Most of the synth work was realized on the modular, controlled by Volta. I did use a touch of Circle, for one part. The Prophet 5 produced polyphonic parts, which was processed through the modular. I used My Plan B low pass gates with control voltages supplied by the Make Noise Maths module for a lot of the rhythmic filtered effects. I found the vactrols in the LPGs responded very favorably to the Maths, which isn't surprising since it was designed to pair with the QMMG.
One technique I used involved creating eight Volta trigger sequencers all running at different related beat divisions, flowed into a Doepfer A-152 shift register. After playing with this setup with a joystick, I automated the selection with ramp automation from the DAW. I did the same thing with eight Volta beat-synced LFOs at various beat divisions feeding a VCA. Other filters used include the Cwejman MMF-1 and RES-4. Oscillators used were three TipTop audio Z3000s and one Livewire AFG.
One thing I wanted to do was feed four control voltages into a specific module (the AFG waveform animation inputs and, separately, the frequency inputs of each band on the RES-4). Each voltage would hold steady, but change at the onset of a new note, producing a unique timbre for the duration of that note. I only have a pair of sample & hold functions (curses!), so I ended up using my two Doepfer A-155s. I guess I could have accomplished the same thing by carefully animating four ramp outputs from Volta, but that wouldn't allow me to 'play' the patch in real time.
I feel like I'm comfortably commanding the modular to execute ideas. Really, it has been this way since Volta, but one night I patched up a complex idea, set the knobs, but on the headphones, pressed play and the exact sound I had in mind came out. This is the modular equivalent of a hole-in-one and there was no one around to witness this. Actually, my wife was there, but all she saw was me put on the headphones and start giggling.

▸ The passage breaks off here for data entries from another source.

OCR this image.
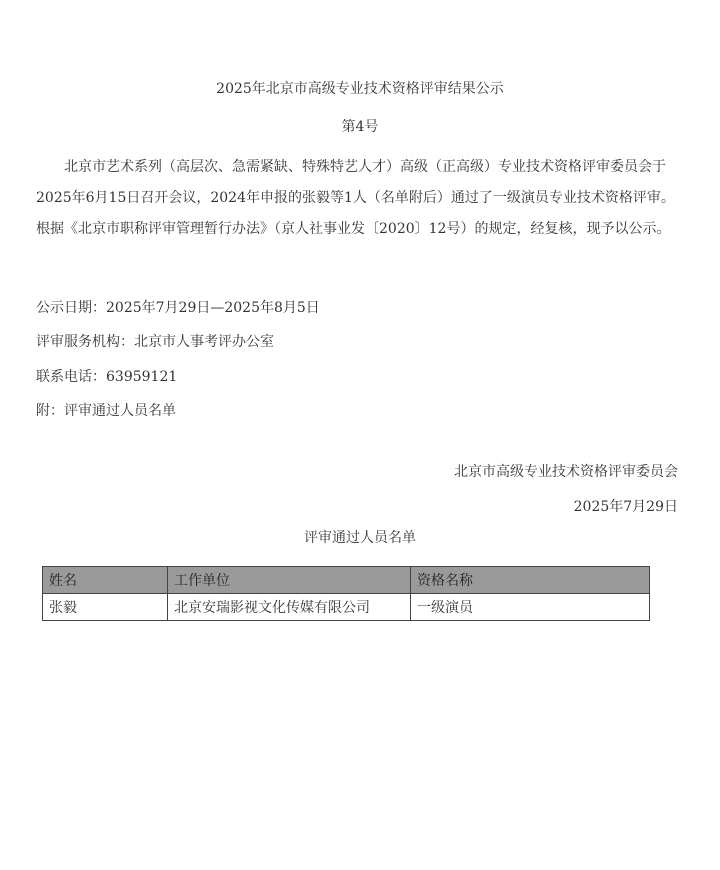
2025年北京市高级专业技术资格评审结果公示
第4号
北京市艺术系列（高层次、急需紧缺、特殊特艺人才）高级（正高级）专业技术资格评审委员会于2025年6月15日召开会议，2024年申报的张毅等1人（名单附后）通过了一级演员专业技术资格评审。根据《北京市职称评审管理暂行办法》（京人社事业发〔2020〕12号）的规定，经复核，现予以公示。
公示日期：2025年7月29日—2025年8月5日
评审服务机构：北京市人事考评办公室
联系电话：63959121
附：评审通过人员名单
北京市高级专业技术资格评审委员会
2025年7月29日
评审通过人员名单
姓名	工作单位	资格名称
张毅	北京安瑞影视文化传媒有限公司	一级演员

At this point, I'm starting to lose my perspective about the piece due to my familiarity. Often it is difficult to make hard edit decisions that remove sections of the piece. What I'm left with clocks in at three minutes and change, but it is a fairly dense three minutes. There was some final bits I wanted to add with the new Synthesis Technology e340 and e350 modules. I wrote some parts for these modules then waited for the modules to arrive. While I was waiting, there was still some clean up work to do in the DAW, so I set about fixing some problems and continued wrestling with the mix until it finally came into focus on Sunday night. During this time I debated releasing the work in progress or just wait until the piece was finished. I opted for the latter.
The modules arrived on Monday, so I was able to work with them Monday night. I modulated the timbre of the e350 with Volta in sync with the project, so the tonal shifts reinforce the slippery pulse of the project. I recorded a ton of material, including one serious false start before abandoning the idea, generating nearly 7GB of audio in the process. Much of this is scrapped, or heard only for a small moment.